Es terrorífica la quiebra económica que se nos está echando encima con el coronavirus. Pero de verdad, eso es una bagatela frente a la absoluta quiebra moral en que estamos inmersos gracias a esas autoridades que, despreciando el bien y la verdad, han encanallado a amplios sectores de la población que esperan, como agua de mayo, los 480 euros de ingreso mínimo vital en el que sueña el “populoso” gobierno que lleva el timón de la nación en esta terrible tormenta; porque no le ven con ganas ni con valor de restaurar los millones de puestos de trabajo que se ha llevado por delante una gestión tan nefasta de la crisis. El gobierno social-comunista en vez de luchar por recuperar el trabajo, prefiere centrar su política en ese mínimo vital que tendrá amordazados a millones de votantes y les impedirá cualquier rebelión y hasta cualquier cambio de voto: ¡Vivan las cadenas!
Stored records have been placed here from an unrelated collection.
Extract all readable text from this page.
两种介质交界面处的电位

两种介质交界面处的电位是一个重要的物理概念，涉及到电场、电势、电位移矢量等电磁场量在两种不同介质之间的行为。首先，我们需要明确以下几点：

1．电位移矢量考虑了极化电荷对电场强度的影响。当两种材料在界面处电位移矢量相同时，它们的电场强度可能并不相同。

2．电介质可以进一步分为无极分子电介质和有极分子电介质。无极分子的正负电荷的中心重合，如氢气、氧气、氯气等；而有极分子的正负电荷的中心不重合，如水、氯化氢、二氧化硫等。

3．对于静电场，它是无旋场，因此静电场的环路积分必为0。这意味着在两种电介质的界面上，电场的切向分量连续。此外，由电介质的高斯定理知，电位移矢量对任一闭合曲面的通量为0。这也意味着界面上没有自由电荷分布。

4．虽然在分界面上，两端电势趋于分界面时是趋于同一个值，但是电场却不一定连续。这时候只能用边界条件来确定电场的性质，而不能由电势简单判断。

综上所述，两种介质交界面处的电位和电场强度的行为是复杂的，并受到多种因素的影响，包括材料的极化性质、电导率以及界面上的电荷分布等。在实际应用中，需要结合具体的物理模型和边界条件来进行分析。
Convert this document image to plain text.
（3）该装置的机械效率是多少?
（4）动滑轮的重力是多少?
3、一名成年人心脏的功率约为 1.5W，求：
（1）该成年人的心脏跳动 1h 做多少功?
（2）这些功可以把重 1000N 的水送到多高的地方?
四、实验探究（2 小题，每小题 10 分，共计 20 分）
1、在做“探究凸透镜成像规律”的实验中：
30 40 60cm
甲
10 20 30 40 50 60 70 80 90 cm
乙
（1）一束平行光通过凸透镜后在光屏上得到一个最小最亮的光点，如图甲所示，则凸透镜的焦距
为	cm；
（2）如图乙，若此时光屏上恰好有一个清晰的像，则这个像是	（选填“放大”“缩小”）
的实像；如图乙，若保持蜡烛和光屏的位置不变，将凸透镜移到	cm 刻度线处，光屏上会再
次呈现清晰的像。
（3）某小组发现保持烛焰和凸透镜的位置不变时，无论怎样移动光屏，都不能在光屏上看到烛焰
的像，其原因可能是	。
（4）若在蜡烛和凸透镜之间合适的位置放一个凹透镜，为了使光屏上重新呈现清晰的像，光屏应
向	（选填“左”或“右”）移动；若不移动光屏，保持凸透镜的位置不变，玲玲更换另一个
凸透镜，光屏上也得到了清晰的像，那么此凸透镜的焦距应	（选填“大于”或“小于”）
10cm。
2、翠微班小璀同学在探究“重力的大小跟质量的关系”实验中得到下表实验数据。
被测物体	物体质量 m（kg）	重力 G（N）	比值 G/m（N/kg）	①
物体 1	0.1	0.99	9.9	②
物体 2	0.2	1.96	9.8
Que nuestros padres o nuestras madres que han conseguido ir tirando de la vida con enormes sacrificios, se tengan que ver abandonados en casa o en la residencia porque el sistema sanitario que ellos crearon y nos dejaron en herencia, no tiene sitio para ellos, y queden por tanto condenados a muerte, es una ignominia tanto mayor cuanto que no se ha producido una contundente movilización contra esa barbaridad. Están condenando a muerte a nuestro padre y a nuestra madre en el sistema sanitario que ellos crearon, y seguimos hozando coronavirus blanqueado en todas las televisiones, como si eso fuese lo más natural del mundo. Tan blanqueado, que ni los contabilizan: por no estropear sus gloriosas estadísticas. Ni a la categoría de número llegan.

Realmente, si está pasando esto y no nos hemos sublevado, es porque nos hemos declarado en quiebra moral. Lo de los campos de exterminio también lo sabía la mayor parte de los alemanes (pocos eran los que veían los judíos en los campos de exterminio, pero sí que los veían todos desaparecer de su vecindario); es que eran tiempos de tremendo envilecimiento y les iba mejor no preguntar. Tampoco hoy están nuestras conciencias tan limpias como para preguntar demasiado qué está pasando con nuestros ancianos padres. Ni siquiera los curas lo hacemos ya. Mejor lo dejamos ahí, ¿no? Los aplausos de las ocho de la tarde, el “Resistiré” y los acordes del pasodoble Paquito Chocolatero secarán las lágrimas y taparán los ataúdes sin la cruz que requiere aún, para ese momento, la inmensa minoría de los españoles que todavía no han sido abducidos por la retórica oficial, tan antigua y tan nueva: El muerto al hoyo y el vivo… ¡al bollo!